Exclusivement produit par Monsanto à partir de 1974 (sous la marque Roundup), ainsi que par d'autres firmes depuis que son brevet est passé dans le domaine public en 2000, le glyphosate est le désherbant le plus vendu au monde. Il est pulvérisé chaque année sur des millions d'hectares de cultures agricoles.
Le 20 mars 2015, il a été classé « probablement cancérogène » par le Centre international de recherche sur le cancer (CIRC), une agence de l'Organisation mondiale de la santé (OMS). Un an plus tard, plusieurs autres organismes ont émis un avis différent : il serait improbable que le glyphosate soit cancérigène... Parmi les tenants de cet avis figurent l’Autorité européenne de sécurité des aliments (AESA/EFSA), ainsi que différentes agences nationales récemment chargées d'évaluer le risque sanitaire du glyphosate lorsqu'il est absorbé par voie alimentaire ou dans le cadre d'une exposition professionnelle.

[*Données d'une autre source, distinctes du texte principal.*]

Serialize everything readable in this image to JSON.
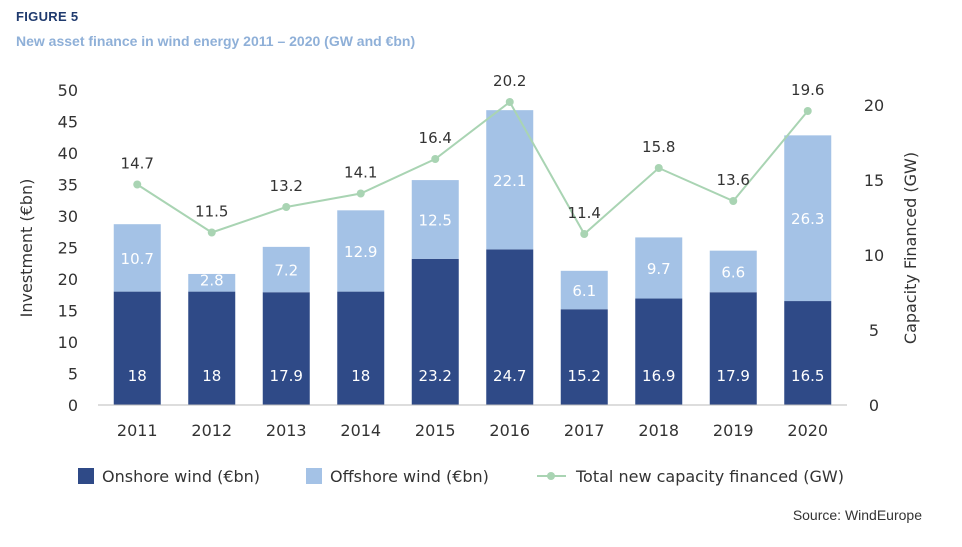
{
  "figure_label": "FIGURE 5",
  "title": "New asset finance in wind energy 2011 – 2020 (GW and €bn)",
  "source": "Source: WindEurope",
  "colors": {
    "onshore": "#2f4a87",
    "offshore": "#a4c2e6",
    "line": "#a9d4b3"
  },
  "chart_data": {
    "type": "bar",
    "stacked": true,
    "categories": [
      "2011",
      "2012",
      "2013",
      "2014",
      "2015",
      "2016",
      "2017",
      "2018",
      "2019",
      "2020"
    ],
    "series": [
      {
        "name": "Onshore wind (€bn)",
        "values": [
          18,
          18,
          17.9,
          18,
          23.2,
          24.7,
          15.2,
          16.9,
          17.9,
          16.5
        ]
      },
      {
        "name": "Offshore wind (€bn)",
        "values": [
          10.7,
          2.8,
          7.2,
          12.9,
          12.5,
          22.1,
          6.1,
          9.7,
          6.6,
          26.3
        ]
      }
    ],
    "line_series": {
      "name": "Total new capacity financed (GW)",
      "axis": "right",
      "values": [
        14.7,
        11.5,
        13.2,
        14.1,
        16.4,
        20.2,
        11.4,
        15.8,
        13.6,
        19.6
      ]
    },
    "ylabel": "Investment (€bn)",
    "y2label": "Capacity Financed (GW)",
    "ylim": [
      0,
      50
    ],
    "y2lim": [
      0,
      21
    ],
    "yticks": [
      0,
      5,
      10,
      15,
      20,
      25,
      30,
      35,
      40,
      45,
      50
    ],
    "y2ticks": [
      0,
      5,
      10,
      15,
      20
    ],
    "legend_position": "bottom",
    "grid": false
  }
}
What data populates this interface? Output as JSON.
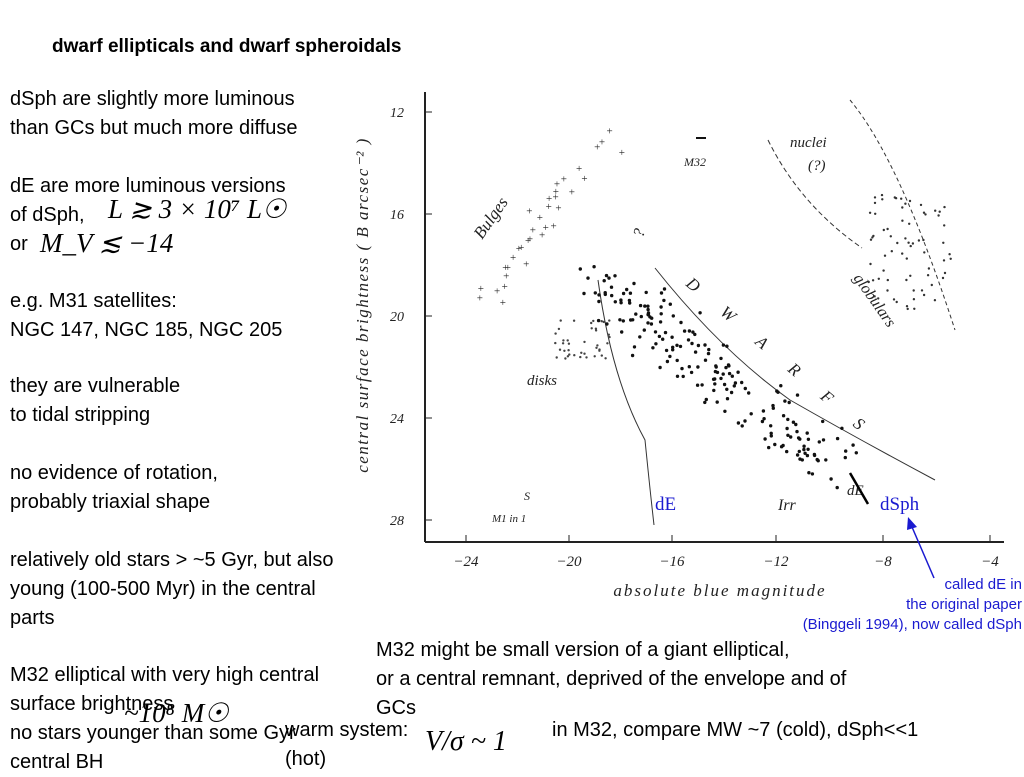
{
  "title": "dwarf ellipticals and dwarf spheroidals",
  "left_text": {
    "p1": [
      "dSph are slightly more luminous",
      "than GCs but much more diffuse"
    ],
    "p2": [
      "dE are more luminous versions",
      "of dSph,"
    ],
    "or_label": "or",
    "lum_formula": "L ≳ 3 × 10⁷ L☉",
    "mv_formula": "M_V ≲ −14",
    "p3": [
      "e.g. M31 satellites:",
      "NGC 147, NGC 185, NGC 205"
    ],
    "p4": [
      "they are vulnerable",
      "to tidal stripping"
    ],
    "p5": [
      "no evidence of rotation,",
      "probably triaxial shape"
    ],
    "p6": [
      "relatively old stars > ~5 Gyr,  but also",
      "young (100-500 Myr) in the central",
      "parts"
    ],
    "p7": [
      "M32 elliptical with very high central",
      "surface brightness",
      "no stars younger than some Gyr",
      "central BH"
    ],
    "mass_formula": "~10⁸ M☉",
    "warm_system": "warm system:",
    "hot": "(hot)",
    "vsigma_formula": "V/σ ~ 1"
  },
  "right_text": {
    "m32_lines": [
      "M32 might be small version of a giant elliptical,",
      "or a central remnant, deprived of the envelope and of",
      "GCs"
    ],
    "compare": "in M32,  compare MW ~7 (cold),  dSph<<1"
  },
  "annotation": {
    "lines": [
      "called dE in",
      "the original paper",
      "(Binggeli 1994), now called dSph"
    ]
  },
  "figure": {
    "y_ticks": [
      "12",
      "16",
      "20",
      "24",
      "28"
    ],
    "x_ticks": [
      "−24",
      "−20",
      "−16",
      "−12",
      "−8",
      "−4"
    ],
    "ylabel": "central surface brightness ( B arcsec⁻² )",
    "xlabel": "absolute blue magnitude",
    "region_labels": {
      "bulges": "Bulges",
      "m32": "M32",
      "nuclei": "nuclei",
      "nuclei_q": "(?)",
      "globulars": "globulars",
      "dwarf": "D W A R F S",
      "disks": "disks",
      "irr": "Irr",
      "de_fig": "dE",
      "q": "?",
      "s_label": "S",
      "m1": "M1 in 1"
    },
    "overlay": {
      "dE": "dE",
      "dSph": "dSph"
    },
    "colors": {
      "overlay": "#1a1ad0",
      "ink": "#222222"
    }
  }
}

En 2021, nouveau rebondissement. Des chercheurs de l'INSERM ont déclaré que le « lien entre glyphosate et certaines pathologies ou problématiques est plus fort que ce que l'on pensait jusqu'ici » (1). Toutes ces oppositions entre différentes institutions sèment la confusion auprès du grand public et peuvent amener une grande partie de la population à douter de ces autorités sanitaires. Cerise sur le gâteau, certains puristes du vocabulaire médical font la distinction entre les termes « cancérogène », qui désignerait une substance favorisant l'apparition d'un cancer, et « cancérigène », pour parler d'une substance favorisant le développement d'un cancer.

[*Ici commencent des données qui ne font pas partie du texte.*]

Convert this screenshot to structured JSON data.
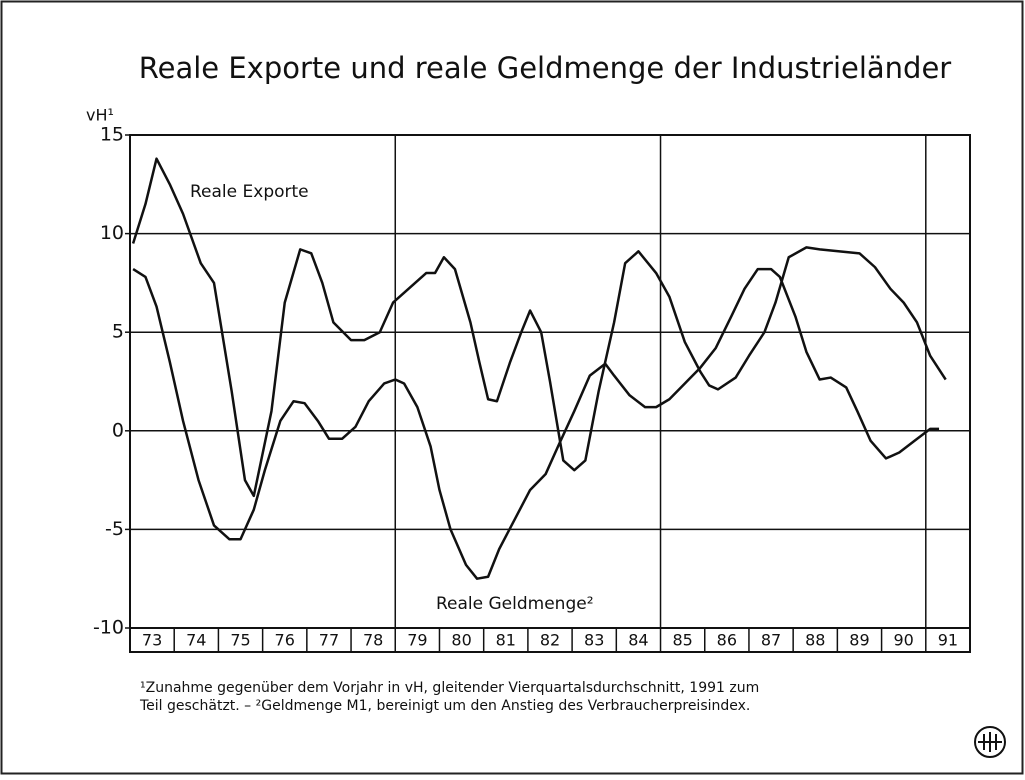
{
  "chart_data": {
    "type": "line",
    "title": "Reale Exporte und reale Geldmenge der Industrieländer",
    "y_label": "vH¹",
    "categories": [
      "73",
      "74",
      "75",
      "76",
      "77",
      "78",
      "79",
      "80",
      "81",
      "82",
      "83",
      "84",
      "85",
      "86",
      "87",
      "88",
      "89",
      "90",
      "91"
    ],
    "xlim": [
      73,
      92
    ],
    "ylim": [
      -10,
      15
    ],
    "yticks": [
      -10,
      -5,
      0,
      5,
      10,
      15
    ],
    "grid": true,
    "vertical_lines": [
      79,
      85,
      91
    ],
    "series": [
      {
        "name": "Reale Exporte",
        "color": "#111111",
        "x": [
          73.07,
          73.35,
          73.6,
          73.9,
          74.2,
          74.6,
          74.9,
          75.3,
          75.6,
          75.8,
          76.2,
          76.5,
          76.85,
          77.1,
          77.35,
          77.6,
          78.0,
          78.3,
          78.65,
          78.95,
          79.3,
          79.7,
          79.9,
          80.1,
          80.35,
          80.7,
          80.9,
          81.1,
          81.3,
          81.6,
          81.85,
          82.05,
          82.3,
          82.5,
          82.8,
          83.05,
          83.3,
          83.6,
          83.95,
          84.2,
          84.5,
          84.9,
          85.2,
          85.55,
          85.9,
          86.1,
          86.3,
          86.7,
          87.0,
          87.35,
          87.6,
          87.9,
          88.3,
          88.6,
          89.05,
          89.5,
          89.85,
          90.2,
          90.5,
          90.8,
          91.1,
          91.45
        ],
        "values": [
          9.5,
          11.5,
          13.8,
          12.5,
          11,
          8.5,
          7.5,
          2,
          -2.5,
          -3.3,
          1,
          6.5,
          9.2,
          9.0,
          7.5,
          5.5,
          4.6,
          4.6,
          5,
          6.5,
          7.2,
          8.0,
          8.0,
          8.8,
          8.2,
          5.5,
          3.5,
          1.6,
          1.5,
          3.5,
          5,
          6.1,
          5,
          2.5,
          -1.5,
          -2,
          -1.5,
          2,
          5.5,
          8.5,
          9.1,
          8.0,
          6.8,
          4.5,
          3,
          2.3,
          2.1,
          2.7,
          3.8,
          5,
          6.5,
          8.8,
          9.3,
          9.2,
          9.1,
          9.0,
          8.3,
          7.2,
          6.5,
          5.5,
          3.8,
          2.6
        ]
      },
      {
        "name": "Reale Geldmenge²",
        "color": "#111111",
        "x": [
          73.07,
          73.35,
          73.6,
          73.9,
          74.2,
          74.55,
          74.9,
          75.25,
          75.5,
          75.8,
          76.05,
          76.4,
          76.7,
          76.95,
          77.25,
          77.5,
          77.8,
          78.1,
          78.4,
          78.75,
          79.0,
          79.2,
          79.5,
          79.8,
          80.0,
          80.25,
          80.6,
          80.85,
          81.1,
          81.35,
          81.7,
          82.05,
          82.4,
          82.7,
          83.05,
          83.4,
          83.75,
          83.95,
          84.3,
          84.65,
          84.9,
          85.2,
          85.55,
          85.9,
          86.25,
          86.6,
          86.9,
          87.2,
          87.5,
          87.7,
          88.05,
          88.3,
          88.6,
          88.85,
          89.2,
          89.45,
          89.75,
          90.1,
          90.4,
          90.75,
          91.1,
          91.3
        ],
        "values": [
          8.2,
          7.8,
          6.3,
          3.5,
          0.5,
          -2.5,
          -4.8,
          -5.5,
          -5.5,
          -4,
          -2,
          0.5,
          1.5,
          1.4,
          0.5,
          -0.4,
          -0.4,
          0.2,
          1.5,
          2.4,
          2.6,
          2.4,
          1.2,
          -0.8,
          -3,
          -5,
          -6.8,
          -7.5,
          -7.4,
          -6,
          -4.5,
          -3,
          -2.2,
          -0.7,
          1,
          2.8,
          3.4,
          2.8,
          1.8,
          1.2,
          1.2,
          1.6,
          2.4,
          3.2,
          4.2,
          5.8,
          7.2,
          8.2,
          8.2,
          7.8,
          5.8,
          4,
          2.6,
          2.7,
          2.2,
          1,
          -0.5,
          -1.4,
          -1.1,
          -0.5,
          0.1,
          0.1
        ]
      }
    ],
    "footnote": [
      "¹Zunahme gegenüber dem Vorjahr in vH, gleitender Vierquartalsdurchschnitt, 1991 zum",
      "Teil geschätzt. – ²Geldmenge M1, bereinigt um den Anstieg des Verbraucherpreisindex."
    ]
  }
}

Alors, cancérigène ou pas, le glyphosate ?
D’abord faut-il poser les bonnes questions. S’agit-il de cancer chez les humains ou de cancer chez les animaux confinés dans les laboratoires ? La majorité des cancers chez l’homme sont des carcinomes tandis que la majorité des cancers chez les animaux sont des sarcomes, donc très différents.
Intéressons-nous à la santé humaine. Le glyphosate est en vente depuis 1974. Nous avons donc été exposés à ce produit (les agriculteurs en particulier) pendant presque 50 ans, ce qui aurait dû fournir d'abondantes données concernant son impact sur la santé humaine. Mais hélas, nous observons d'immenses lacunes dans les rapports des différentes agences responsables de la sécurité sanitaire. Par exemple, il existe très peu d’études épidémiologiques impliquant des agriculteurs et des consommateurs sur les niveaux d'exposition réels au glyphosate.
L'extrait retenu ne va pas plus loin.